The Region 9 Environmental Awards program acknowledges commitment and significant contributions to the environment in California, Arizona, Nevada, Hawaii, Pacific Islands and tribal lands. Twenty nine groups and individuals were selected from over 130 nominees received this year from businesses, local, government officials, tribes, media, environmental organizations and citizen activists.
The Hawaii winners and basis for recognition are:
Baseyard Hawaii/Nanakuli Housing Corporation
In the United States, building materials account for one-third of the solid waste stream. Baseyard Hawaii collects and distributes reusable, surplus construction materials to families, schools and nonprofit organizations. As a program of the Nanakuli Housing Corporation -- a non-profit housing association created to assist the native Hawaiian communities on the Waianae Coast of Oahu -- Baseyard Hawaii allows families to get materials for home improvement projects at little or no cost. Since its inception in 2001, Baseyard Hawaii has kept nearly 1,000 tons of reusable materials from the island’s overcrowded landfill, and serves a nexus for community-based environmental stewardship.

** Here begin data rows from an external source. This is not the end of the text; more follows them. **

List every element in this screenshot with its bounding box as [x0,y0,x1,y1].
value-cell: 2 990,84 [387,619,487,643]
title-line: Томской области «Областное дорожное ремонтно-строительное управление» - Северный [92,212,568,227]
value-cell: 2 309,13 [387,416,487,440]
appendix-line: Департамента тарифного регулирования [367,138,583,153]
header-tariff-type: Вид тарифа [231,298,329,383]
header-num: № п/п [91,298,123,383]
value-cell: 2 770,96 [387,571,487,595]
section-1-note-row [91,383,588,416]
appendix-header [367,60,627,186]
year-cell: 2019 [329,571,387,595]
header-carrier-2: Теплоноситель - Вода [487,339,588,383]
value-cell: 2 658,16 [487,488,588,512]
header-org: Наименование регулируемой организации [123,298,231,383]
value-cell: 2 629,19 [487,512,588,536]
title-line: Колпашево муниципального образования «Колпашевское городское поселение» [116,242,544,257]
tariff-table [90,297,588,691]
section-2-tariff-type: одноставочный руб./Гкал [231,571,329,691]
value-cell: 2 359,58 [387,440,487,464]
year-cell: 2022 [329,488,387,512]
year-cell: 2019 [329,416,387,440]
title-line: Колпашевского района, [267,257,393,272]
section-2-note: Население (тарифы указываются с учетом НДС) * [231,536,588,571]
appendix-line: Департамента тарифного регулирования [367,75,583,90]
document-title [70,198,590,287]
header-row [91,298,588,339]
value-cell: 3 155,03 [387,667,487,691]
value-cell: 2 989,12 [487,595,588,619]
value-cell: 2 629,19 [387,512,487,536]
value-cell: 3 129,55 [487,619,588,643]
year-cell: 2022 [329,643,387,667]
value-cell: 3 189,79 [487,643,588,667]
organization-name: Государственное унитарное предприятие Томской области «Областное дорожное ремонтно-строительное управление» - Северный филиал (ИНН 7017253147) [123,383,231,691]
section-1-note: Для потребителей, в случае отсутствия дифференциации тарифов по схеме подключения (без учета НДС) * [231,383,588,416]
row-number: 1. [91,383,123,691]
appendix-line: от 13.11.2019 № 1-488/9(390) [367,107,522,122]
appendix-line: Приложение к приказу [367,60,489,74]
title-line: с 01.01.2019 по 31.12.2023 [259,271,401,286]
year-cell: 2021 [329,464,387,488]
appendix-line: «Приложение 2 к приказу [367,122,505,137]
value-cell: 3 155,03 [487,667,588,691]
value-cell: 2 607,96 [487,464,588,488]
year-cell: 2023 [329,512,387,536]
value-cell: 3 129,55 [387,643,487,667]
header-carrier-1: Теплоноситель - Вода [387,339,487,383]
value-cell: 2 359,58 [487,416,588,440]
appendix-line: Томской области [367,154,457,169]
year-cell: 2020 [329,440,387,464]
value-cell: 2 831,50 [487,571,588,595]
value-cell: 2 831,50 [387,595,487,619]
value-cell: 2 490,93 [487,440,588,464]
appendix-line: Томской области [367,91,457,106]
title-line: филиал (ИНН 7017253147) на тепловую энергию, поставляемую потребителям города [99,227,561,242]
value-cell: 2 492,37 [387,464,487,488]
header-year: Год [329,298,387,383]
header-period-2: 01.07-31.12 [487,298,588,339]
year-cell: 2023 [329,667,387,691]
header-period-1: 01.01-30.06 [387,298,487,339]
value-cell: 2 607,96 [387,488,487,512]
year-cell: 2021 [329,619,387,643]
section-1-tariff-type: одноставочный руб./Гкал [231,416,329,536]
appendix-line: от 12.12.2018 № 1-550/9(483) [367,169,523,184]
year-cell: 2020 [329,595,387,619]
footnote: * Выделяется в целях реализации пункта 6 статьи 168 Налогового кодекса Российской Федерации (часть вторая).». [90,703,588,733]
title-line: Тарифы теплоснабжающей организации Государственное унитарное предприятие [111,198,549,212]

Debbie Gowensmith, Hawaii program director
Community Conservation Network
After only three years in Hawaii, non-profit Community Conservation Network has made a significant impact in protecting Hawaii’s nearshore marine environment. The nonprofit helped numerous community groups come together and form active local programs to protect their natural resources that include youth activities, educational programs and beach patrols. The nonprofit’s new “sea-roots” network is a true gift to Hawaii with tremendous transformative potential -- bringing new attention, resources and partnerships to long-neglected coastal areas in Hawaii.
Richard H. Maruya
Engineer Richard Maruya of Kaneohe, Hawaii, has dedicated his work to researching the use of hydrocarbon refrigerants in refrigerators, freezers and air conditioners. Maruya is working hard to develop a hydrocarbon-based product that is both highly efficient and environmentally friendly. Currently, all flammable refrigerants, including hydrocarbons, are unacceptable by the EPA in refrigeration and air conditioning. The EPA is continuing efforts to allow the safe use of alternatives in the refrigeration and air conditioning industries. Maruya’s hydrocarbon blend has not been approved or endorsed by the EPA, but his unwavering commitment to achieve this environmentally friendly product is worthy of praise. The EPA is awarding Maruya for his innovative research, and dedication to raising awareness about this important environmental issue.